Control Signals: Using test points on the ToF Adapter the wave forms for the positive end of the HV_pos and HV_neg ECL signals were captured 
These signals fit the expectations of ECL logic standards.
The HV_pos signal is used to control the High-Gate (connected to output and ground) of the switching circuit and the HV_neg signal is used to control the Low-Gate (connected to output and switching voltage 'nominally -200v') of the switching circuit. When the high gate is on the output swings to ground and when the low gate is on the output swings to the switching voltage. the switching of the HV_pos and hv_neg signals can then be used to swing the output. These two pictures show the control signals displayed above and output waveform to demonstrate this. 
The HV_on signal is used to control a fixed current supply on the HVPulser. The current supply supplies ~3mA but this can be changed by adjusting the value of R14 (resistor connected to collector of NPN Q2). The current can be calculated by dividing 1.5V by the value of R14. The effect of this current supply will be discussed in the output section of this write up.
For this test signals were run at a 1Mhz frequency clock on the FPGA. The HV_on signal was fixed at logic 1. The HV_pos signal was held at logic 0 and set to logic 1 for 1us every 8us. The HV_neg signal was held at logic 1 and set to logic 0 for 1us every 8us. This table demonstrates the test waveform.
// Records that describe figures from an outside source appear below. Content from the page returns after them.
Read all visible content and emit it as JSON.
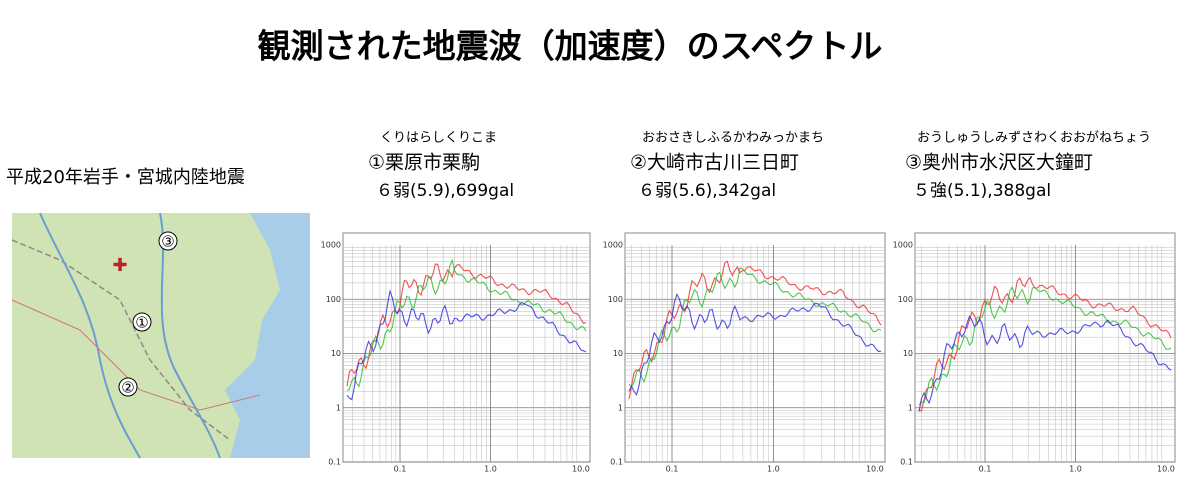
{
  "title": "観測された地震波（加速度）のスペクトル",
  "event": "平成20年岩手・宮城内陸地震",
  "map": {
    "markers": [
      "①",
      "②",
      "③"
    ]
  },
  "axes": {
    "yticks": [
      "1000",
      "100",
      "10",
      "1",
      "0.1"
    ],
    "xticks": [
      "0.1",
      "1.0",
      "10.0"
    ]
  },
  "stations": [
    {
      "reading": "くりはらしくりこま",
      "name": "①栗原市栗駒",
      "intensity": "６弱(5.9),699gal"
    },
    {
      "reading": "おおさきしふるかわみっかまち",
      "name": "②大崎市古川三日町",
      "intensity": "６弱(5.6),342gal"
    },
    {
      "reading": "おうしゅうしみずさわくおおがねちょう",
      "name": "③奥州市水沢区大鐘町",
      "intensity": "５強(5.1),388gal"
    }
  ]
}
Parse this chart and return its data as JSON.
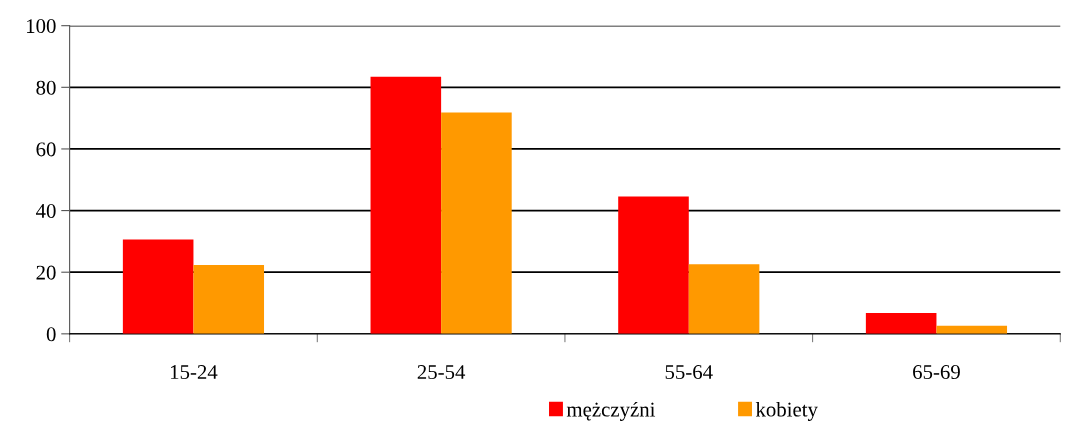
{
  "chart_data": {
    "type": "bar",
    "categories": [
      "15-24",
      "25-54",
      "55-64",
      "65-69"
    ],
    "series": [
      {
        "name": "mężczyźni",
        "color": "#ff0000",
        "values": [
          30.6,
          83.4,
          44.6,
          6.8
        ]
      },
      {
        "name": "kobiety",
        "color": "#ff9900",
        "values": [
          22.3,
          71.8,
          22.6,
          2.6
        ]
      }
    ],
    "ylim": [
      0,
      100
    ],
    "yticks": [
      0,
      20,
      40,
      60,
      80,
      100
    ],
    "grid": "y",
    "legend": "bottom"
  }
}
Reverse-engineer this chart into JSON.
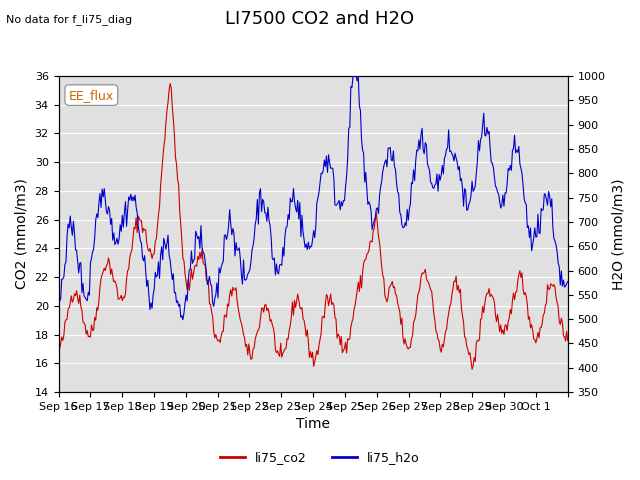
{
  "title": "LI7500 CO2 and H2O",
  "subtitle": "No data for f_li75_diag",
  "annotation": "EE_flux",
  "xlabel": "Time",
  "ylabel_left": "CO2 (mmol/m3)",
  "ylabel_right": "H2O (mmol/m3)",
  "ylim_left": [
    14,
    36
  ],
  "ylim_right": [
    350,
    1000
  ],
  "yticks_left": [
    14,
    16,
    18,
    20,
    22,
    24,
    26,
    28,
    30,
    32,
    34,
    36
  ],
  "yticks_right": [
    350,
    400,
    450,
    500,
    550,
    600,
    650,
    700,
    750,
    800,
    850,
    900,
    950,
    1000
  ],
  "xtick_positions": [
    0,
    1,
    2,
    3,
    4,
    5,
    6,
    7,
    8,
    9,
    10,
    11,
    12,
    13,
    14,
    15,
    16
  ],
  "xtick_labels": [
    "Sep 16",
    "Sep 17",
    "Sep 18",
    "Sep 19",
    "Sep 20",
    "Sep 21",
    "Sep 22",
    "Sep 23",
    "Sep 24",
    "Sep 25",
    "Sep 26",
    "Sep 27",
    "Sep 28",
    "Sep 29",
    "Sep 30",
    "Oct 1",
    ""
  ],
  "legend_labels": [
    "li75_co2",
    "li75_h2o"
  ],
  "legend_colors": [
    "#cc0000",
    "#0000cc"
  ],
  "background_color": "#ffffff",
  "plot_bg_color": "#e0e0e0",
  "grid_color": "#ffffff",
  "title_fontsize": 13,
  "label_fontsize": 10,
  "tick_fontsize": 8
}
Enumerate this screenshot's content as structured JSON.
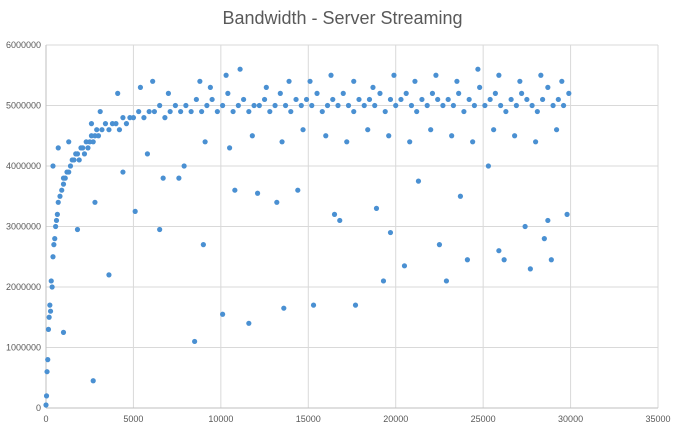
{
  "chart_data": {
    "type": "scatter",
    "title": "Bandwidth - Server Streaming",
    "xlabel": "",
    "ylabel": "",
    "xlim": [
      0,
      35000
    ],
    "ylim": [
      0,
      6000000
    ],
    "x_ticks": [
      "0",
      "5000",
      "10000",
      "15000",
      "20000",
      "25000",
      "30000",
      "35000"
    ],
    "y_ticks": [
      "0",
      "1000000",
      "2000000",
      "3000000",
      "4000000",
      "5000000",
      "6000000"
    ],
    "grid": true,
    "legend": "none",
    "marker_color": "#4a90d2",
    "series": [
      {
        "points_x": [
          0,
          30,
          60,
          100,
          140,
          180,
          220,
          260,
          300,
          350,
          400,
          450,
          500,
          550,
          600,
          650,
          700,
          800,
          900,
          1000,
          1100,
          1200,
          1300,
          1400,
          1500,
          1600,
          1700,
          1800,
          1900,
          2000,
          2100,
          2200,
          2300,
          2400,
          2500,
          2600,
          2700,
          2800,
          2900,
          3000,
          3200,
          3400,
          3600,
          3800,
          4000,
          4200,
          4400,
          4600,
          4800,
          5000,
          5300,
          5600,
          5900,
          6200,
          6500,
          6800,
          7100,
          7400,
          7700,
          8000,
          8300,
          8600,
          8900,
          9200,
          9500,
          9800,
          10100,
          10400,
          10700,
          11000,
          11300,
          11600,
          11900,
          12200,
          12500,
          12800,
          13100,
          13400,
          13700,
          14000,
          14300,
          14600,
          14900,
          15200,
          15500,
          15800,
          16100,
          16400,
          16700,
          17000,
          17300,
          17600,
          17900,
          18200,
          18500,
          18800,
          19100,
          19400,
          19700,
          20000,
          20300,
          20600,
          20900,
          21200,
          21500,
          21800,
          22100,
          22400,
          22700,
          23000,
          23300,
          23600,
          23900,
          24200,
          24500,
          24800,
          25100,
          25400,
          25700,
          26000,
          26300,
          26600,
          26900,
          27200,
          27500,
          27800,
          28100,
          28400,
          28700,
          29000,
          29300,
          29600,
          29900,
          400,
          700,
          1000,
          1300,
          2600,
          3100,
          4100,
          5400,
          6100,
          7000,
          8800,
          9400,
          10300,
          11100,
          12600,
          13900,
          15100,
          16300,
          17600,
          18700,
          19900,
          21100,
          22300,
          23500,
          24700,
          25900,
          27100,
          28300,
          29500,
          1000,
          2800,
          4400,
          5800,
          6700,
          7900,
          9100,
          10500,
          11800,
          13500,
          14700,
          16000,
          17200,
          18400,
          19600,
          20800,
          22000,
          23200,
          24400,
          25600,
          26800,
          28000,
          29200,
          8500,
          10100,
          11600,
          13600,
          15300,
          17700,
          19300,
          20500,
          22900,
          24100,
          26200,
          27700,
          28900,
          2700,
          3600,
          6500,
          9000,
          12100,
          14400,
          16800,
          18900,
          21300,
          23700,
          25300,
          27400,
          28700,
          29800,
          1800,
          5100,
          7600,
          10800,
          13200,
          16500,
          19700,
          22500,
          25900,
          28500
        ],
        "points_y": [
          50000,
          200000,
          600000,
          800000,
          1300000,
          1500000,
          1700000,
          1600000,
          2100000,
          2000000,
          2500000,
          2700000,
          2800000,
          3000000,
          3100000,
          3200000,
          3400000,
          3500000,
          3600000,
          3700000,
          3800000,
          3900000,
          3900000,
          4000000,
          4100000,
          4100000,
          4200000,
          4200000,
          4100000,
          4300000,
          4300000,
          4200000,
          4400000,
          4300000,
          4400000,
          4500000,
          4400000,
          4500000,
          4600000,
          4500000,
          4600000,
          4700000,
          4600000,
          4700000,
          4700000,
          4600000,
          4800000,
          4700000,
          4800000,
          4800000,
          4900000,
          4800000,
          4900000,
          4900000,
          5000000,
          4800000,
          4900000,
          5000000,
          4900000,
          5000000,
          4900000,
          5100000,
          4900000,
          5000000,
          5100000,
          4900000,
          5000000,
          5200000,
          4900000,
          5000000,
          5100000,
          4900000,
          5000000,
          5000000,
          5100000,
          4900000,
          5000000,
          5200000,
          5000000,
          4900000,
          5100000,
          5000000,
          5100000,
          5000000,
          5200000,
          4900000,
          5000000,
          5100000,
          5000000,
          5200000,
          5000000,
          4900000,
          5100000,
          5000000,
          5100000,
          5000000,
          5200000,
          4900000,
          5100000,
          5000000,
          5100000,
          5200000,
          5000000,
          4900000,
          5100000,
          5000000,
          5200000,
          5100000,
          5000000,
          5100000,
          5000000,
          5200000,
          4900000,
          5100000,
          5000000,
          5300000,
          5000000,
          5100000,
          5200000,
          5000000,
          4900000,
          5100000,
          5000000,
          5200000,
          5100000,
          5000000,
          4900000,
          5100000,
          5300000,
          5000000,
          5100000,
          5000000,
          5200000,
          4000000,
          4300000,
          3800000,
          4400000,
          4700000,
          4900000,
          5200000,
          5300000,
          5400000,
          5200000,
          5400000,
          5300000,
          5500000,
          5600000,
          5300000,
          5400000,
          5400000,
          5500000,
          5400000,
          5300000,
          5500000,
          5400000,
          5500000,
          5400000,
          5600000,
          5500000,
          5400000,
          5500000,
          5400000,
          1250000,
          3400000,
          3900000,
          4200000,
          3800000,
          4000000,
          4400000,
          4300000,
          4500000,
          4400000,
          4600000,
          4500000,
          4400000,
          4600000,
          4500000,
          4400000,
          4600000,
          4500000,
          4400000,
          4600000,
          4500000,
          4400000,
          4600000,
          1100000,
          1550000,
          1400000,
          1650000,
          1700000,
          1700000,
          2100000,
          2350000,
          2100000,
          2450000,
          2450000,
          2300000,
          2450000,
          450000,
          2200000,
          2950000,
          2700000,
          3550000,
          3600000,
          3100000,
          3300000,
          3750000,
          3500000,
          4000000,
          3000000,
          3100000,
          3200000,
          2950000,
          3250000,
          3800000,
          3600000,
          3400000,
          3200000,
          2900000,
          2700000,
          2600000,
          2800000
        ]
      }
    ]
  }
}
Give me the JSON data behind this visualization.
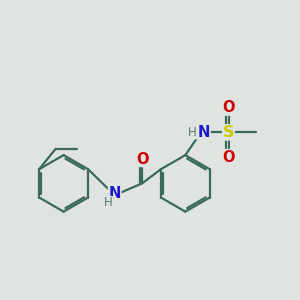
{
  "background_color": "#e0e4e0",
  "bond_color": "#3a6a5a",
  "bond_width": 1.6,
  "atom_colors": {
    "N": "#1a1acc",
    "O": "#cc0000",
    "S": "#cccc00",
    "H": "#607878"
  },
  "font_size_main": 10.5,
  "font_size_H": 8.5
}
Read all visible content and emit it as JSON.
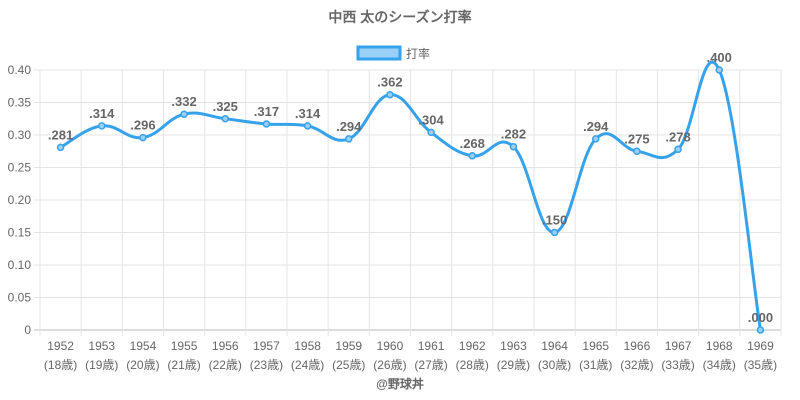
{
  "chart_data": {
    "type": "line",
    "title": "中西 太のシーズン打率",
    "legend": {
      "label": "打率",
      "position": "top"
    },
    "categories": [
      "1952",
      "1953",
      "1954",
      "1955",
      "1956",
      "1957",
      "1958",
      "1959",
      "1960",
      "1961",
      "1962",
      "1963",
      "1964",
      "1965",
      "1966",
      "1967",
      "1968",
      "1969"
    ],
    "age_labels": [
      "(18歳)",
      "(19歳)",
      "(20歳)",
      "(21歳)",
      "(22歳)",
      "(23歳)",
      "(24歳)",
      "(25歳)",
      "(26歳)",
      "(27歳)",
      "(28歳)",
      "(29歳)",
      "(30歳)",
      "(31歳)",
      "(32歳)",
      "(33歳)",
      "(34歳)",
      "(35歳)"
    ],
    "values": [
      0.281,
      0.314,
      0.296,
      0.332,
      0.325,
      0.317,
      0.314,
      0.294,
      0.362,
      0.304,
      0.268,
      0.282,
      0.15,
      0.294,
      0.275,
      0.278,
      0.4,
      0.0
    ],
    "data_labels": [
      ".281",
      ".314",
      ".296",
      ".332",
      ".325",
      ".317",
      ".314",
      ".294",
      ".362",
      ".304",
      ".268",
      ".282",
      ".150",
      ".294",
      ".275",
      ".278",
      ".400",
      ".000"
    ],
    "ylim": [
      0,
      0.4
    ],
    "yticks": [
      "0",
      "0.05",
      "0.10",
      "0.15",
      "0.20",
      "0.25",
      "0.30",
      "0.35",
      "0.40"
    ],
    "grid": true,
    "colors": {
      "line": "#36a2eb",
      "fill": "#9ad0f5",
      "grid": "#e5e5e5",
      "text": "#666666"
    }
  },
  "credit": "@野球丼"
}
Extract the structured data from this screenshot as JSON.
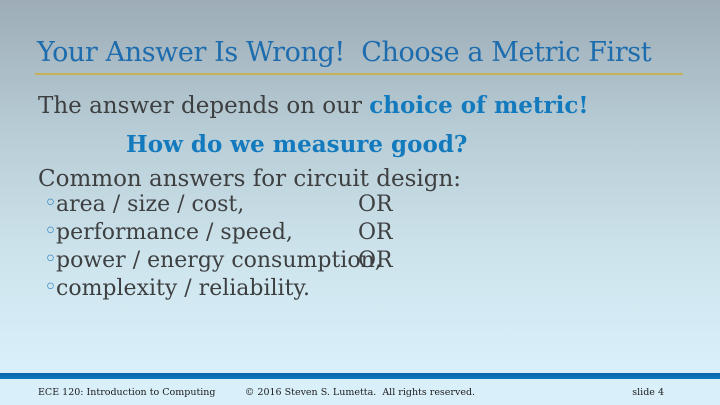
{
  "slide": {
    "title": "Your Answer Is Wrong!  Choose a Metric First",
    "body": {
      "line1_prefix": "The answer depends on our ",
      "line1_highlight": "choice of metric!",
      "question": "How do we measure good?",
      "list_intro": "Common answers for circuit design:",
      "bullet_glyph": "◦",
      "bullets": [
        {
          "text": "area / size / cost,",
          "suffix": "OR"
        },
        {
          "text": "performance / speed,",
          "suffix": "OR"
        },
        {
          "text": "power / energy consumption,",
          "suffix": "OR"
        },
        {
          "text": "complexity / reliability.",
          "suffix": ""
        }
      ]
    },
    "footer": {
      "left": "ECE 120: Introduction to Computing",
      "center": "© 2016 Steven S. Lumetta.  All rights reserved.",
      "right": "slide 4"
    },
    "colors": {
      "title_blue": "#1d6cae",
      "accent_blue": "#147abe",
      "body_gray": "#3d3f40",
      "gold_rule": "#c6b257",
      "bullet_blue": "#2f86c0",
      "footer_bar_blue": "#0e77bd",
      "footer_strip_blue": "#d9eff9",
      "background_top": "#9dacb6",
      "background_bottom": "#dcf3fd"
    }
  }
}
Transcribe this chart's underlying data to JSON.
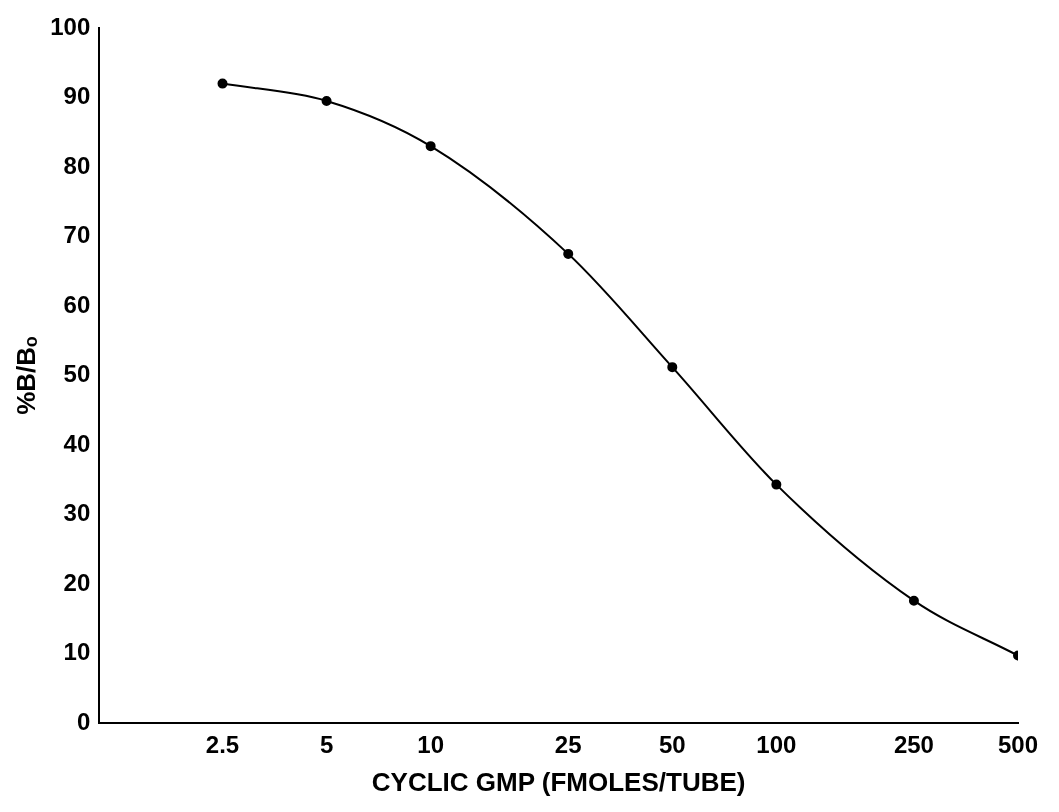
{
  "chart_data": {
    "type": "line",
    "xlabel": "CYCLIC GMP (FMOLES/TUBE)",
    "ylabel": "%B/Bₒ",
    "x": [
      2.5,
      5,
      10,
      25,
      50,
      100,
      250,
      500
    ],
    "series": [
      {
        "color": "#000000",
        "values": [
          92,
          89.5,
          83,
          67.5,
          51.2,
          34.3,
          17.6,
          9.7
        ]
      }
    ],
    "log": "x",
    "xlim": [
      1.1,
      500
    ],
    "xticks": [
      2.5,
      5,
      10,
      25,
      50,
      100,
      250,
      500
    ],
    "ylim": [
      0,
      100
    ],
    "yticks": [
      0,
      10,
      20,
      30,
      40,
      50,
      60,
      70,
      80,
      90,
      100
    ],
    "grid": false,
    "legend": false,
    "marker": "circle",
    "line_style": "solid"
  }
}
| Time (us) | 1 | 2 | 3 | 4 | 5 | 6 | 7 | 8 |
| HV_on | 1 | 1 | 1 | 1 | 1 | 1 | 1 | 1 |
| HV_pos | 0 | 0 | 0 | 0 | 1 | 0 | 0 | 0 |
| HV_neg | 1 | 0 | 1 | 1 | 1 | 1 | 1 | 1 |
- Note: the HV_neg signal is inverted. A logic 0 for HV_pos activates the Low-Gate and switches the output to the supply voltage. A logic 1 for HV_pos closes this gate. for sake of clarity here are control truth tables for the signals.
| HV_pos | High Gate |
| 0 | OFF |
| 1 | ON |
| HV_neg | Low Gate |
| 0 | ON |
| 1 | OFF |
| HV_on | Current Supply |
| 0 | OFF |
| 1 | ON |
- It is critically important that at no point both gates are active in order to protect the HVPulser PCB from over current. this means at no point should HV_neg be a logic 0 while HV_pos is a logic 1. All other conditions are safe.
Output: The following wave form was captured from the output of the HVPulser
The output rests at 0V and switches to the supply voltage as expected. During testing the supply voltage was changed from -20V to -30V and the low end of the output moved 1:1 with the supply to -30V. The output was recored with a 100ns rise time and a 50ns fall time.